(PORT AU PRINCE, Haiti) -- One year after a catastrophic 7.0 magnitude earthquake rocked Haiti, its capital, Port-au-Prince, is hard at work trying to rebuild itself.
Projects create dust on every street corner, but many are privately funded and done piecemeal, often using the same rusted rebar that failed Haitians the first time.
It is estimated about 700 million-cubic-feet of rubble have yet to be cleared, enough to fill six Superdomes. Only 10 percent of the rubble has been removed.
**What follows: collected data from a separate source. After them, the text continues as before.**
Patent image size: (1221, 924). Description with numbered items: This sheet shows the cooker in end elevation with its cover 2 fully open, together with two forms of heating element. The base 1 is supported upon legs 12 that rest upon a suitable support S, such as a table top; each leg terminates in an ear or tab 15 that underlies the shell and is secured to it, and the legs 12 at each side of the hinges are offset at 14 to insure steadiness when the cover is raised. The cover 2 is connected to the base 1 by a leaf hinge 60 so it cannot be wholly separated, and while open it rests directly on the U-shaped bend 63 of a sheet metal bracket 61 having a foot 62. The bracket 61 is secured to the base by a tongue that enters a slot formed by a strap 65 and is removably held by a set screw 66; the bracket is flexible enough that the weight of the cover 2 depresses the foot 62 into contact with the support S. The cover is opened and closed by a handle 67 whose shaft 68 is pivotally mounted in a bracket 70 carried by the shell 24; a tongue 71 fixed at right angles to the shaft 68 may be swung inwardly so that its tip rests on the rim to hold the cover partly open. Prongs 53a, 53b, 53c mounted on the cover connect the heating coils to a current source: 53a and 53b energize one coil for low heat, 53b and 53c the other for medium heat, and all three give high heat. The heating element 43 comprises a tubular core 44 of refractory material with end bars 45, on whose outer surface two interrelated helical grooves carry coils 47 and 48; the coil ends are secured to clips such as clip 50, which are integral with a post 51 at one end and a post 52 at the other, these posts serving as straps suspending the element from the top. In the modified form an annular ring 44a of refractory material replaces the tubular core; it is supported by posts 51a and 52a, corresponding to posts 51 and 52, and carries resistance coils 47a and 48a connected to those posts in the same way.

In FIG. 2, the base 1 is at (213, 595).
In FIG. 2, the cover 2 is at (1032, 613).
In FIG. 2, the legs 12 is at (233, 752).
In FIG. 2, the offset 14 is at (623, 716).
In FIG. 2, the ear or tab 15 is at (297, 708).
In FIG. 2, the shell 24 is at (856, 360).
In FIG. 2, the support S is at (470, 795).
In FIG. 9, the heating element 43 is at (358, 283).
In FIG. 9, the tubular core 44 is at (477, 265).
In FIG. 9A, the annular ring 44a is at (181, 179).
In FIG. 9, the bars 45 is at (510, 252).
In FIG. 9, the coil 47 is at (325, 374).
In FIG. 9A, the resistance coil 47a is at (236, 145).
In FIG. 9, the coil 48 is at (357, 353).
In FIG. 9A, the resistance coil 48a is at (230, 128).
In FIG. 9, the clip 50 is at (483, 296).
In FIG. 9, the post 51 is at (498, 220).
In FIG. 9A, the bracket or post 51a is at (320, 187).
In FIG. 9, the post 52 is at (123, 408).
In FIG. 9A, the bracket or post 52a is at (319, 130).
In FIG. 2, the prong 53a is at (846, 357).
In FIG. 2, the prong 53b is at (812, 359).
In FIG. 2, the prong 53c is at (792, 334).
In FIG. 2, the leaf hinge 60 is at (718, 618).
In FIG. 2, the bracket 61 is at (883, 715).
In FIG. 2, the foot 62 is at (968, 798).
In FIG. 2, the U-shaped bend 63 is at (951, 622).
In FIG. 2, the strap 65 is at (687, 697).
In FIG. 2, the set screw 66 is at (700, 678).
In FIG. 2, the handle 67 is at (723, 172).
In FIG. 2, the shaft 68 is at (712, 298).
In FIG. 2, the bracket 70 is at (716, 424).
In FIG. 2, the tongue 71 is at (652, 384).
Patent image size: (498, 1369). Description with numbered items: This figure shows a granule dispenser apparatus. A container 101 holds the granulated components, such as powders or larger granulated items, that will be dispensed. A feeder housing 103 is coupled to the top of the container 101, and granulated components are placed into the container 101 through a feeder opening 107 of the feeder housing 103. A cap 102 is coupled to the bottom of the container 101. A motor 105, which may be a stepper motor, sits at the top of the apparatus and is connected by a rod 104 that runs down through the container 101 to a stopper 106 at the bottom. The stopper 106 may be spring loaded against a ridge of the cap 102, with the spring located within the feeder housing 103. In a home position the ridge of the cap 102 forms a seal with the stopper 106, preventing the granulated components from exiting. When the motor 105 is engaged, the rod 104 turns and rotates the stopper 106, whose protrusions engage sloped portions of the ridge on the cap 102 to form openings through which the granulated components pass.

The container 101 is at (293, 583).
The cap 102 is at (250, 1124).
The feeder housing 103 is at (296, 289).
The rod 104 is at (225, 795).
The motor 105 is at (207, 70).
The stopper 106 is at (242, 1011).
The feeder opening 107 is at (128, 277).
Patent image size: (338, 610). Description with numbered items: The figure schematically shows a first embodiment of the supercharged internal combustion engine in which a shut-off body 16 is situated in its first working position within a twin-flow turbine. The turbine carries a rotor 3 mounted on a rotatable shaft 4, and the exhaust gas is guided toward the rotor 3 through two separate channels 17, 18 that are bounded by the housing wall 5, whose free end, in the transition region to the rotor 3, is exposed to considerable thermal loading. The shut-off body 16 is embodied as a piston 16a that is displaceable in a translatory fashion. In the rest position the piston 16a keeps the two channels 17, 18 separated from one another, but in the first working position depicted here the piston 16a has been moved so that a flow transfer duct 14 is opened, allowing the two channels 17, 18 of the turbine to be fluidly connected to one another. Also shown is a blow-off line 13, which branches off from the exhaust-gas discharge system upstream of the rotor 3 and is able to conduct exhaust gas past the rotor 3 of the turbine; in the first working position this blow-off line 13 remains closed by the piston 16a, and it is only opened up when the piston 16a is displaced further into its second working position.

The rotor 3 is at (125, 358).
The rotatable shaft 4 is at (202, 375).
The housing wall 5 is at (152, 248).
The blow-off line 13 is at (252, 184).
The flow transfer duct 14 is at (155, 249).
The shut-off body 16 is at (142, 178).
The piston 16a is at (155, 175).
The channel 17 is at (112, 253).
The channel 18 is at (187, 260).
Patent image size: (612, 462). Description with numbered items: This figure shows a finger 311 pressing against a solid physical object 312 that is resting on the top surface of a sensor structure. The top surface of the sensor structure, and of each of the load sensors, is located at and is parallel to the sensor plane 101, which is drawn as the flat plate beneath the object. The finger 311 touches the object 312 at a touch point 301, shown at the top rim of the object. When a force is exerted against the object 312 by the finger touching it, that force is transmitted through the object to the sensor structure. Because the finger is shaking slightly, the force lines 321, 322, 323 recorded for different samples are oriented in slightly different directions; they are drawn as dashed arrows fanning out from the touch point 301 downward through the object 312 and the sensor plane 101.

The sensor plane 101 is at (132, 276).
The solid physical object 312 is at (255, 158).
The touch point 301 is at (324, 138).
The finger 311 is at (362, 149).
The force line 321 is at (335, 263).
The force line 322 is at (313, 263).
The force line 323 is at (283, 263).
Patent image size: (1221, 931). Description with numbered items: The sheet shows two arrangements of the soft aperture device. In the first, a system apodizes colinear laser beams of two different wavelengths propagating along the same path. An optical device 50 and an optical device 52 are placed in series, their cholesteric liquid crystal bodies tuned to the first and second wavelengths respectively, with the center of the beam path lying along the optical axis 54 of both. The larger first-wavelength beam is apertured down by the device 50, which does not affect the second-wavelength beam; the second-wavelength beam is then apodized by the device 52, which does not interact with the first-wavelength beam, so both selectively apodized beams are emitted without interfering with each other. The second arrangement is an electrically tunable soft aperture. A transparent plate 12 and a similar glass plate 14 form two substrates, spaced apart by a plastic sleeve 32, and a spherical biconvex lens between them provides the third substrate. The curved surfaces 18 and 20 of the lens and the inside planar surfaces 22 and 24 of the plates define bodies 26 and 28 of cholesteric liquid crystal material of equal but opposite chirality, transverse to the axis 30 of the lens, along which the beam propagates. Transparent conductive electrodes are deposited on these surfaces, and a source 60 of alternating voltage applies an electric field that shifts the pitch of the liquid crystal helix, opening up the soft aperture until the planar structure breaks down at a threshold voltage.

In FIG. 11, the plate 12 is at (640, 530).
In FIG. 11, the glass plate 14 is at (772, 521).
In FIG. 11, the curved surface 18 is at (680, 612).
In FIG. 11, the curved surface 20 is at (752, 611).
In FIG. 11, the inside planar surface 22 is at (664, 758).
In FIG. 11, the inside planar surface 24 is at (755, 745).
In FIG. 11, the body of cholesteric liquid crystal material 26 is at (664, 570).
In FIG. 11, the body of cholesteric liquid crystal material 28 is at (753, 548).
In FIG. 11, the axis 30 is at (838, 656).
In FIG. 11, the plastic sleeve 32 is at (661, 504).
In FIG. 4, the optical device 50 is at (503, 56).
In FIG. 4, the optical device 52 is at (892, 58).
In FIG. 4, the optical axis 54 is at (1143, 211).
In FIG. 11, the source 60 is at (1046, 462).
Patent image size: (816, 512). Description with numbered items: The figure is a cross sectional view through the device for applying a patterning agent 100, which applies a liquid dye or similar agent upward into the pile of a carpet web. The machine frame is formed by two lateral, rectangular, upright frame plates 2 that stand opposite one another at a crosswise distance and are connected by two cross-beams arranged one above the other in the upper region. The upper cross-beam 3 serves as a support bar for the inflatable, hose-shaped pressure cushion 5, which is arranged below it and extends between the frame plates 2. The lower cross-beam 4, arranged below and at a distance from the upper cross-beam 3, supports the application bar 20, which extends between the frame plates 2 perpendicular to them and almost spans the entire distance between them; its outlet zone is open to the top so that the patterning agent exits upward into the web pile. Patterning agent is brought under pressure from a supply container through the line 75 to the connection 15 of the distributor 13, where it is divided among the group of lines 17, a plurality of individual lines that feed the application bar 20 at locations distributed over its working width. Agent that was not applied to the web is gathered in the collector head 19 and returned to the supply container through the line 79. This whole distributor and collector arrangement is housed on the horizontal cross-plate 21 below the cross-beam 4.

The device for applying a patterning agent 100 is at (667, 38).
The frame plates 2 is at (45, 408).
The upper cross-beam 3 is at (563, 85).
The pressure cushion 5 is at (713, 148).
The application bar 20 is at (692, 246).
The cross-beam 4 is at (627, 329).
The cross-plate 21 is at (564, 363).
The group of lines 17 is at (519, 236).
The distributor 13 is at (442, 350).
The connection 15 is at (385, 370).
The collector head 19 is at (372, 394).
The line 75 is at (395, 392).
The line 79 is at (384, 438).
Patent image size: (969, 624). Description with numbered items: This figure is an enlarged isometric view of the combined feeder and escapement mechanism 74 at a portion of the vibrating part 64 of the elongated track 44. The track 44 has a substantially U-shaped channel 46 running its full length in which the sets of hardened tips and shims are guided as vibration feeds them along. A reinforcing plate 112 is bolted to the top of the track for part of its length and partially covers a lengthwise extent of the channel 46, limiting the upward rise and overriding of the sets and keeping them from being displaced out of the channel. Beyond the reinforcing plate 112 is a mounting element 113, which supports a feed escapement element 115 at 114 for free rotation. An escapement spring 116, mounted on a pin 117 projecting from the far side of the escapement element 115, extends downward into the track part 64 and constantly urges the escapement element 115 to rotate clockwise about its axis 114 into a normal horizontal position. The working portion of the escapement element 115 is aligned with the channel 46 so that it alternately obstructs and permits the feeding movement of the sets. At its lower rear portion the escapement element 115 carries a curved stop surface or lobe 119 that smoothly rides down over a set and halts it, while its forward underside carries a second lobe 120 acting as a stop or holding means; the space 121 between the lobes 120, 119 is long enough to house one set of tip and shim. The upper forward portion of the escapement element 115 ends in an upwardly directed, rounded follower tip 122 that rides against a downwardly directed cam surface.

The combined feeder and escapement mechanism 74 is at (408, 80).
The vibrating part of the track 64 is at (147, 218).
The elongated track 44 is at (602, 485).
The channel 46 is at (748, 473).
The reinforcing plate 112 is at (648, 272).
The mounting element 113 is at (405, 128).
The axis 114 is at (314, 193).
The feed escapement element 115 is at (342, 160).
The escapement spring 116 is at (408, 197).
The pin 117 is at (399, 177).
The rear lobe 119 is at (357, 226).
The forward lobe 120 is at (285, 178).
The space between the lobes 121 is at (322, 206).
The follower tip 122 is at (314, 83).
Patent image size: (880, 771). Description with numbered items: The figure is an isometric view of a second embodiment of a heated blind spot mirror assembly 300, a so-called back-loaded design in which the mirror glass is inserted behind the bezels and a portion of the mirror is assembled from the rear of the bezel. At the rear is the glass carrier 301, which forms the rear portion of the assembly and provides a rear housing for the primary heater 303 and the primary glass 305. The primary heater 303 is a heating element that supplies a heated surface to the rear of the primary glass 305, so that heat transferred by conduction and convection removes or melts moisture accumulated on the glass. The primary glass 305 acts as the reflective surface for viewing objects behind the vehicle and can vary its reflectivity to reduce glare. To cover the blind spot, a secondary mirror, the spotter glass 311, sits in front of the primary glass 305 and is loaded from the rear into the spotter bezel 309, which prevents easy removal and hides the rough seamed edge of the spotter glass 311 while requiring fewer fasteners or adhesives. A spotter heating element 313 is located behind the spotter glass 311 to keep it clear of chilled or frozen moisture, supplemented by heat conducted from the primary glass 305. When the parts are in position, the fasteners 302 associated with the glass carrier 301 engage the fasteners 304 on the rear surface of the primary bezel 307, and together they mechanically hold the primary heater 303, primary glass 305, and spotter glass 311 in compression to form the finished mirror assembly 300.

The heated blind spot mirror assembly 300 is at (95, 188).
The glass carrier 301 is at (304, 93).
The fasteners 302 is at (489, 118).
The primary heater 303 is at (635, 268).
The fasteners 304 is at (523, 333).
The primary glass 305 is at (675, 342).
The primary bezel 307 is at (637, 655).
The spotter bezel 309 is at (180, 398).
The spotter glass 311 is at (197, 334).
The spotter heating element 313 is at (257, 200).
It is Haiti's biggest challenge, Prime Minister Jean Max Bellerieve told ABC News Wednesday.
The prime minister said the bulk of the rubble cleared -- enough to open most of the city's shattered streets -- was paid for by the government, although most of the removal ABC News has witnessed in four trips over the past year resulted from private initiatives -- most often Haitians using shovels, picks and buckets.
Aside from rubble, the country is still facing many other challenges.
Bellerieve told ABC News the government has revised its previous estimate of the death toll from 230,000 to 316,000, meaning about three percent of Haiti's entire population died.
Haiti has yet to elect a new president, and it's voters continue to wait for the results of the disputed Nov. 29 elections. The runoff for the three putative front runners -- the wife of a former president, with scant political experience, a former hip hop star, and a government anointed successor with a checkered past -- has been postponed to March, all under the threat of violence.
Following the quake, Haiti was hit by Hurricane Tomas, rekindling a cholera outbreak that claimed the lives of over 3,600 people. Pregnant women and their newborns are still fighting and dying from the infection, and only one full service maternity hospital, run by the emergency relief group Doctors Without Borders, exists in the country.